The historic gold charts show the dominant trends for the gold price. There is no need to look at the longest timeframes because the gold price chart on 20 years shows the ongoing dominant trend which is sufficient for gold investors. The gold price chart on 20 years reveals 2 very specific price points which are the ones that are crucial in determining when the new secular gold bull market starts. Note that these price points were also discovered in our gold price forecast 2019.
Most investors tend to forget the importance of long term charts. Some other investors tend to focus on charts that span over too long time periods. For instance the intraday or daily gold price chart do not caryy any relevant information on dominant patterns, and the 100 year gold chart is way too long to see the current pattern at play.
Specifically for gold (GOLD) it is important to choose the right timeframe, and we make the point in this article that the gold price charton 20 years is the one to look at to determine the ongoing dominant trend.
Note that the 20 year gold chart may be combined with the Gold Price Historic Chart on 40 Years although it is a not a must to do so.
We made the point before that the most dominant trend is visible on the historic 40 years gold price chart, which is true, but that is on the longest timeframe. What we are adding now is that the 20 year gold price chart shows findings that are confirming the 40 year chart which is why prefer to look at the 20 year gold chart for more specific price points.
Gold price historic chart on 20 years
Why do we consider the gold price historic chart on 20 years so important?
There is a specific reason for this. And it is visible on the chart itself.
First, market-wise, the last major gold bull market started in 2001 which is almost 20 years ago. The gold price was in a long term uptrend of 10 years after which a bear market started that is still ongoing. Having such a major bull market as well as bear market in one chart is imperative to understand the ongoing dominant trend.
Second, chart-wise, it is all about finding the right pattern at play which determines the end of the ongoing bear market and start of a new bull market. It is pretty hard in a world in which ‘everyone and his uncle’ are drawing chart patterns and sharing them on social media to know which pattern really is at play and has predictive value.

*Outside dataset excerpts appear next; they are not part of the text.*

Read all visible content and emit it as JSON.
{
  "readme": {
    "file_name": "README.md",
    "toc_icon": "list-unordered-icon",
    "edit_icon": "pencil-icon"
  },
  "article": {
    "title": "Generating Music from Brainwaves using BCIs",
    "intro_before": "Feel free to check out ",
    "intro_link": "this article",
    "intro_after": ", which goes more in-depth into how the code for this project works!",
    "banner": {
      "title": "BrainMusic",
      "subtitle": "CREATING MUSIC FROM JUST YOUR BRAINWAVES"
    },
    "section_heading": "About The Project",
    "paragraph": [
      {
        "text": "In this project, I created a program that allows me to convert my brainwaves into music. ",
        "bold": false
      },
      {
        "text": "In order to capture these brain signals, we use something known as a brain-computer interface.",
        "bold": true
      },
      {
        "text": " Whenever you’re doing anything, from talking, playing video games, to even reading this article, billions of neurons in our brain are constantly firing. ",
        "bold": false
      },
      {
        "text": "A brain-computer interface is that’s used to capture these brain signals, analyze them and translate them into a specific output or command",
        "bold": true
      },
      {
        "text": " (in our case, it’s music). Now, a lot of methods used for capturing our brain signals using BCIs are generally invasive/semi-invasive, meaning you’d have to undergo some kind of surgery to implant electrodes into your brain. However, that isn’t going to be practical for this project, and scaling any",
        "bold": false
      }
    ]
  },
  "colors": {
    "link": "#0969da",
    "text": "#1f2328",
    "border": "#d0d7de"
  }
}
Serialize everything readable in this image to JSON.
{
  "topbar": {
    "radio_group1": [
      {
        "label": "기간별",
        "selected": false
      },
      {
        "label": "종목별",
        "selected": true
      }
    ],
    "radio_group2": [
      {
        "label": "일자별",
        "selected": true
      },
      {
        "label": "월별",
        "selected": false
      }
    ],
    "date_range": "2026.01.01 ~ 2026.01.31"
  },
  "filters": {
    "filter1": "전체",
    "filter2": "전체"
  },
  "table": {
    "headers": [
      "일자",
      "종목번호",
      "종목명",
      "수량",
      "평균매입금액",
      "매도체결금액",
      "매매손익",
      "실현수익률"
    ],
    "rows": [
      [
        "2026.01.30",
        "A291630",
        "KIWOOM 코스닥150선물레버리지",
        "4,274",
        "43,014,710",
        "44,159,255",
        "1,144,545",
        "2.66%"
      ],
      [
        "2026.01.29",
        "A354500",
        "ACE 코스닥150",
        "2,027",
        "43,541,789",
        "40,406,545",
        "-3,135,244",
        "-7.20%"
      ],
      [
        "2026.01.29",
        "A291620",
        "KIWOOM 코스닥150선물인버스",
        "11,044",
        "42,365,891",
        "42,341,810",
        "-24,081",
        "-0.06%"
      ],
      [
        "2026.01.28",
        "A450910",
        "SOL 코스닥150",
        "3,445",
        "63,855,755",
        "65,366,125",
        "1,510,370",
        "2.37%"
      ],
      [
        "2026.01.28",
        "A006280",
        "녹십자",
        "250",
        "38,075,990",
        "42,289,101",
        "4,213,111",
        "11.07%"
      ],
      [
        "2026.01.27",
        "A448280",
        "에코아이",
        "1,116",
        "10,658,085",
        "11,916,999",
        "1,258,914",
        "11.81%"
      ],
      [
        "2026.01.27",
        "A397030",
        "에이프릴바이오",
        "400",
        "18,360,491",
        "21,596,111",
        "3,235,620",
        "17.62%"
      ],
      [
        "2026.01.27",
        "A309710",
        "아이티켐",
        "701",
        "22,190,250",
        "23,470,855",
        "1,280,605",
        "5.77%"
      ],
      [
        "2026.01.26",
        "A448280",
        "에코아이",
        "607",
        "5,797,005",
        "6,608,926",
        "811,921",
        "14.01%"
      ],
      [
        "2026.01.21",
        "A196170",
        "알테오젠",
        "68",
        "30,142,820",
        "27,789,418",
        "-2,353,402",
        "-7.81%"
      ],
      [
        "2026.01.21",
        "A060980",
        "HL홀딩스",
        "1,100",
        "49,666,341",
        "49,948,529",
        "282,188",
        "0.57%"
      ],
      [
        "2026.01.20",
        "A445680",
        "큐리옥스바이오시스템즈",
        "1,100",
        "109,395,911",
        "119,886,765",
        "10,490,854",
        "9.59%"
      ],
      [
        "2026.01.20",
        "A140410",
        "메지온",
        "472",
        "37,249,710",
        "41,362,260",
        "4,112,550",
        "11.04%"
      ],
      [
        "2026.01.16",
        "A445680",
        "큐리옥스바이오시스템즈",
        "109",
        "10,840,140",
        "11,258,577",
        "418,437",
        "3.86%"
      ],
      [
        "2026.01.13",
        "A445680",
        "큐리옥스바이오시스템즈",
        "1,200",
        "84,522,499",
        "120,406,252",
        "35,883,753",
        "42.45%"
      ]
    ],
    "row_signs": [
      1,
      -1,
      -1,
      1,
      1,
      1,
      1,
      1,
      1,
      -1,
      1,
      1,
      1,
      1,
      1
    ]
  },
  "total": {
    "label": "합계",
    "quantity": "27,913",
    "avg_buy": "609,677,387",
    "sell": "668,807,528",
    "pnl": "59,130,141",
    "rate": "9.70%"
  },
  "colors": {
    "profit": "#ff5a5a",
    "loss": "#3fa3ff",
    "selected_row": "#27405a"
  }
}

In other words it is easy to draw lines and look for patterns, but it is quite challenging to find the right pattern at play which will determine the exact price points that investors need to know for entry and exit positions We believe the 20 year gold price chart has these crucial price points.
To us, the most important price levels to determine when the new gold bull market starts are the ones that are visible on a horizontal as well diagonal pattern. Continue reading to understand what we mean by this.
Dominant trend on the 20 years gold price chart
Below is the gold price chart on 20 years.
The 2 dominant trends are clear:
- The grand gold bull market that started in 2001, and peaked at 2011, after a 10-fold rise of the gold price.
- The violent gold bear market that started in 2011, and is still ongoing.
Now here it becomes interesting. The million dollar question is which trend is now dominant?
Is it the bear market pattern is the dominant trend or the bull market is dominant? In other words is it the falling channel since 2011 that is dominant or is it the rising trendline since 2001?
This may seem a detail, but it really isn’t. It’s the most important question to sort out.
We firmly believe that the falling channel is the one that has the predictive value. A limited number of price points important to watch should be derived from the falling channel is what we are saying. As per Tsaklanos his 1/99 investing principles it is a handful of price points we should derive from this bear market channel.
More specifically, we believe there are 2 price points which have predictive value.
A new gold bull market if and once $1375 is broken to the upside
The ‘line in the sand’ price points for a bullish outcome from the ongoing bear market: $1275 and $1375.
The first critical price point is $1275. As seen on the 20 year gold chart it is resistance on a diagonal pattern or the bear market channel.
The second critical price point is $1375. As seen on the 20 year gold chart it is resistance in a horizontal pattern since +5 years.
We strongly believe that if and once both price points are taken out (to the upside) we can know for sure that the bear market ended, and a new bull market (bullish scenario) or a consolidation period (neutral scenario) will have started.
Note that we want to see 3 monthly closes above both price points in order to confirm this bullish’ breakout’ event.
Gold price 20 year chart vs. leading indicator Euro 20 year chart
It is important to back up any forecast with additional evidence in the form of leading indicators.
For the price of gold it is crucial to check correlated assets. The Euro correlates positively to the price of gold.
The next chart shows the correlation between the gold price (light grey) and the Euro (black), both on 20 years.
In recent years, the Euro has been leading the price of gold higher and lower. Every time the Euro tested secular support or resistance, or broke out or down, it preceded an important top or bottom in the gold price.
For our conclusions on the 20 year gold chart to be confirmed, not only do we want the conditions outlined above to be met but also do we want to see this at a time when the Euro is rising. The most ideal scenario of course would be that the gold price breakout would happen at a time when the Euro breaks outside of its long term falling channel but the odds of this happening is not very high. We believe a rising Euro within its long term channel is acceptable as well.